Explain
Angle Sum Property of a Quadrilateral
Types of Quadrilaterals
Properties of a Parallelogram
Another Condition for a Quadrilteral to be a Parallelogram
The Mid-point Theorem
Answers
Step-by-step explanation:
The sum of angles of a quadrilateral is 360°. This is the angle sum property of quadrilaterals
Different Types of Quadrilaterals
There are six basic types of quadrilaterals. They are:
Trapezium
Parallelogram
Rectangle
Rhombus
Square
Kite
The properties of a parallelogram are as follows:
The opposite sides are parallel and congruent
The opposite angles are congruent
The consecutive angles are supplementary
If any one of the angles is a right angle, then all the other angles will be at right angle
The two diagonals bisect each other
Each diagonal bisects the parallelogram into two congruent triangles
Sum of square of all the sides of parallelogram is equal to the sum of square of its diagonals.
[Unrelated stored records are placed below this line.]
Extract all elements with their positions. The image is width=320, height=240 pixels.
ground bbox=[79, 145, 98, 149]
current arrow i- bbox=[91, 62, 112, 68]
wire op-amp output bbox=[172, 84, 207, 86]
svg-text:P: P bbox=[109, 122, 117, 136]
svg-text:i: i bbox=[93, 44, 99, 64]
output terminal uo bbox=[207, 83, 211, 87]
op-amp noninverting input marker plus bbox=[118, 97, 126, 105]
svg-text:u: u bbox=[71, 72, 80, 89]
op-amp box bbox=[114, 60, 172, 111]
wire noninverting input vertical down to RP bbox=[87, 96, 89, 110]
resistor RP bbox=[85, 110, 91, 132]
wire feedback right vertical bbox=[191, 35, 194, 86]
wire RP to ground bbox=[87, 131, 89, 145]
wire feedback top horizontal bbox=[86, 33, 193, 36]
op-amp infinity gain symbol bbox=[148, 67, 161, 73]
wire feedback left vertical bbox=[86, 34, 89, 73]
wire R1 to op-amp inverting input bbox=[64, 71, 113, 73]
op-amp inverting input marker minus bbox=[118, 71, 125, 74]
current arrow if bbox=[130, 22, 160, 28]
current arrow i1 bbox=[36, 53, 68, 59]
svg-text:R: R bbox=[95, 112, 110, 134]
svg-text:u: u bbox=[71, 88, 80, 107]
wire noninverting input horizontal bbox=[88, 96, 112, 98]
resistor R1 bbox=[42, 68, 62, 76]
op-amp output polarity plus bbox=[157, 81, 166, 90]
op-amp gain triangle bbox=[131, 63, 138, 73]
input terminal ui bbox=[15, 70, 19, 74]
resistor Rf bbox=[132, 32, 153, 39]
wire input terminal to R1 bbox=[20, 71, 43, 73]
It is also called parallelogram law
If the diagonals of a quadrilateral bisect each other, then it’s a parallelogram (converse of a property).
If one pair of opposite sides of a quadrilateral are both parallel and congruent, then it’s a parallelogram (neither the reverse of the definition nor the converse of a property).
MidPoint Theorem Statement
The midpoint theorem states that “The line segment in a triangle joining the midpoint of two sides of the triangle is said to be parallel to its third side and is also half of the length of the third side.”